🤖 AI Summary
Power consumption optimization for embedded sensors in TinyML applications remains challenging due to stringent energy constraints on resource-constrained edge devices.
Method: This work presents the first co-deployment of a depth-first convolutional neural network (CNN) on the Intelligent Sensor Processing Unit (ISPU) of an STMicroelectronics inertial measurement unit (IMU). We propose three key innovations: (1) an end-to-edge CNN deployment framework optimized specifically for IMU-level ISPU hardware; (2) a dynamic early-exit mechanism to eliminate redundant inference computations; and (3) a hierarchical, heterogeneous ISPU–MCU collaborative execution architecture.
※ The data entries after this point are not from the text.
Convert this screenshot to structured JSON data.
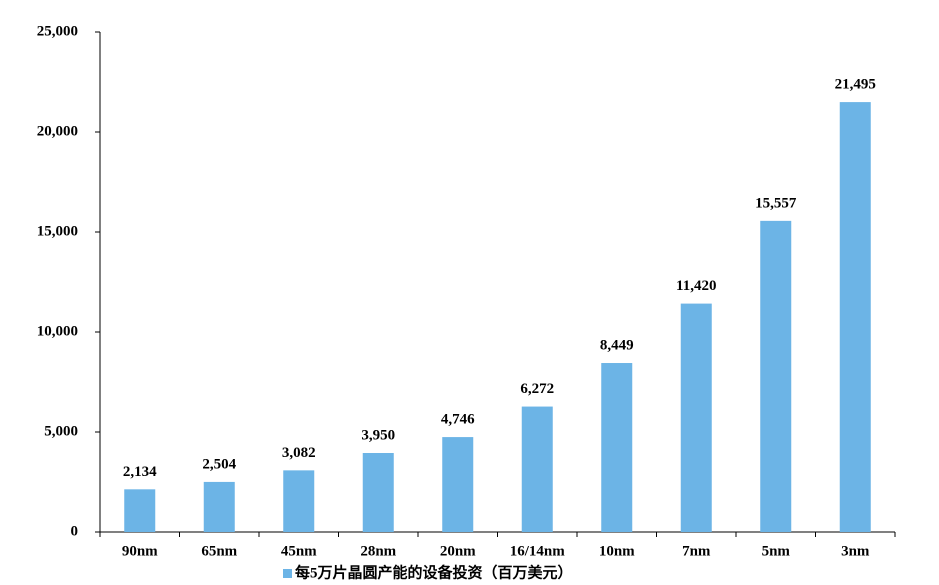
{
  "chart_data": {
    "type": "bar",
    "categories": [
      "90nm",
      "65nm",
      "45nm",
      "28nm",
      "20nm",
      "16/14nm",
      "10nm",
      "7nm",
      "5nm",
      "3nm"
    ],
    "series": [
      {
        "name": "每5万片晶圆产能的设备投资（百万美元）",
        "color": "#6cb4e6",
        "values": [
          2134,
          2504,
          3082,
          3950,
          4746,
          6272,
          8449,
          11420,
          15557,
          21495
        ],
        "value_labels": [
          "2,134",
          "2,504",
          "3,082",
          "3,950",
          "4,746",
          "6,272",
          "8,449",
          "11,420",
          "15,557",
          "21,495"
        ]
      }
    ],
    "ylim": [
      0,
      25000
    ],
    "yticks": [
      0,
      {
        "value": 5000,
        "label": "5,000"
      },
      {
        "value": 10000,
        "label": "10,000"
      },
      {
        "value": 15000,
        "label": "15,000"
      },
      {
        "value": 20000,
        "label": "20,000"
      },
      {
        "value": 25000,
        "label": "25,000"
      }
    ],
    "legend": "bottom"
  }
}
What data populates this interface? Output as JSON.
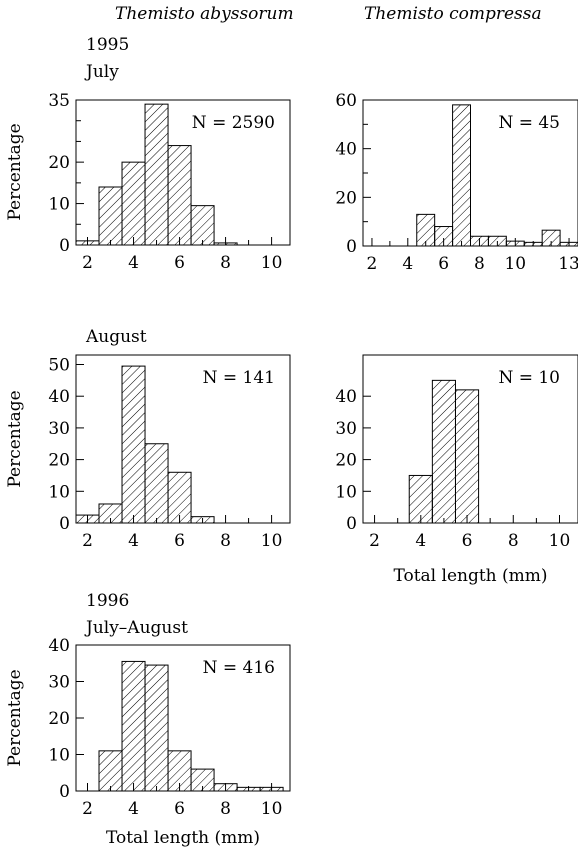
{
  "headers": {
    "col_left": "Themisto abyssorum",
    "col_right": "Themisto compressa",
    "year_1995": "1995",
    "month_july": "July",
    "month_august": "August",
    "year_1996": "1996",
    "month_july_august": "July–August"
  },
  "hatch_color": "#000000",
  "chart_data": [
    {
      "id": "abyssorum-1995-july",
      "type": "bar",
      "ylabel": "Percentage",
      "xlabel": "",
      "annotation": "N = 2590",
      "xlim": [
        1.5,
        10.8
      ],
      "ylim": [
        0,
        35
      ],
      "xticks": [
        2,
        4,
        6,
        8,
        10
      ],
      "xticks_minor": [
        3,
        5,
        7,
        9
      ],
      "yticks": [
        0,
        10,
        20,
        35
      ],
      "yticks_minor": [
        5,
        15,
        25,
        30
      ],
      "bin_width": 1,
      "bins": [
        1.5,
        2.5,
        3.5,
        4.5,
        5.5,
        6.5,
        7.5
      ],
      "values": [
        1,
        14,
        20,
        34,
        24,
        9.5,
        0.5
      ]
    },
    {
      "id": "compressa-1995-july",
      "type": "bar",
      "ylabel": "",
      "xlabel": "",
      "annotation": "N = 45",
      "xlim": [
        1.5,
        13.5
      ],
      "ylim": [
        0,
        60
      ],
      "xticks": [
        2,
        4,
        6,
        8,
        10,
        13
      ],
      "xticks_minor": [
        3,
        5,
        7,
        9,
        11,
        12
      ],
      "yticks": [
        0,
        20,
        40,
        60
      ],
      "yticks_minor": [
        10,
        30,
        50
      ],
      "bin_width": 1,
      "bins": [
        4.5,
        5.5,
        6.5,
        7.5,
        8.5,
        9.5,
        10.5,
        11.5,
        12.5
      ],
      "values": [
        13,
        8,
        58,
        4,
        4,
        2,
        1.5,
        6.5,
        1.5
      ]
    },
    {
      "id": "abyssorum-1995-august",
      "type": "bar",
      "ylabel": "Percentage",
      "xlabel": "",
      "annotation": "N = 141",
      "xlim": [
        1.5,
        10.8
      ],
      "ylim": [
        0,
        53
      ],
      "xticks": [
        2,
        4,
        6,
        8,
        10
      ],
      "xticks_minor": [
        3,
        5,
        7,
        9
      ],
      "yticks": [
        0,
        10,
        20,
        30,
        40,
        50
      ],
      "yticks_minor": [],
      "bin_width": 1,
      "bins": [
        1.5,
        2.5,
        3.5,
        4.5,
        5.5,
        6.5
      ],
      "values": [
        2.5,
        6,
        49.5,
        25,
        16,
        2
      ]
    },
    {
      "id": "compressa-1995-august",
      "type": "bar",
      "ylabel": "",
      "xlabel": "Total length (mm)",
      "annotation": "N = 10",
      "xlim": [
        1.5,
        10.8
      ],
      "ylim": [
        0,
        53
      ],
      "xticks": [
        2,
        4,
        6,
        8,
        10
      ],
      "xticks_minor": [
        3,
        5,
        7,
        9
      ],
      "yticks": [
        0,
        10,
        20,
        30,
        40
      ],
      "yticks_minor": [],
      "bin_width": 1,
      "bins": [
        3.5,
        4.5,
        5.5
      ],
      "values": [
        15,
        45,
        42
      ]
    },
    {
      "id": "abyssorum-1996-july-august",
      "type": "bar",
      "ylabel": "Percentage",
      "xlabel": "Total length (mm)",
      "annotation": "N = 416",
      "xlim": [
        1.5,
        10.8
      ],
      "ylim": [
        0,
        40
      ],
      "xticks": [
        2,
        4,
        6,
        8,
        10
      ],
      "xticks_minor": [
        3,
        5,
        7,
        9
      ],
      "yticks": [
        0,
        10,
        20,
        30,
        40
      ],
      "yticks_minor": [],
      "bin_width": 1,
      "bins": [
        2.5,
        3.5,
        4.5,
        5.5,
        6.5,
        7.5,
        8.5,
        9.5
      ],
      "values": [
        11,
        35.5,
        34.5,
        11,
        6,
        2,
        1,
        1
      ]
    }
  ]
}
Results: Evaluated on the STM32 NUCLEO-F411RE platform, our approach reduces average operating current to 4.8 mA—yielding an 11% power saving over MCU-only inference—while preserving full classification accuracy. This work establishes a scalable hardware–algorithm co-design paradigm for ultra-low-power sensing and edge intelligence.
📝 Abstract
Tiny Machine Learning (TinyML) is a novel research field aiming at integrating Machine Learning (ML) within embedded devices with limited memory, computation, and energy. Recently, a new branch of TinyML has emerged, focusing on integrating ML directly into the sensors to further reduce the power consumption of embedded devices. Interestingly, despite their state-of-the-art performance in many tasks, none of the current solutions in the literature aims to optimize the implementation of Convolutional Neural Networks (CNNs) operating directly into sensors. In this paper, we introduce for the first time in the literature the optimized design and implementation of Depth-First CNNs operating on the Intelligent Sensor Processing Unit (ISPU) within an Inertial Measurement Unit (IMU) by STMicroelectronics. Our approach partitions the CNN between the ISPU and the microcontroller (MCU) and employs an Early-Exit mechanism to stop the computations on the IMU when enough confidence about the results is achieved, hence significantly reducing power consumption. When using a NUCLEO-F411RE board, this solution achieved an average current consumption of 4.8 mA, marking an 11% reduction compared to the regular inference pipeline on the MCU, while having equal accuracy.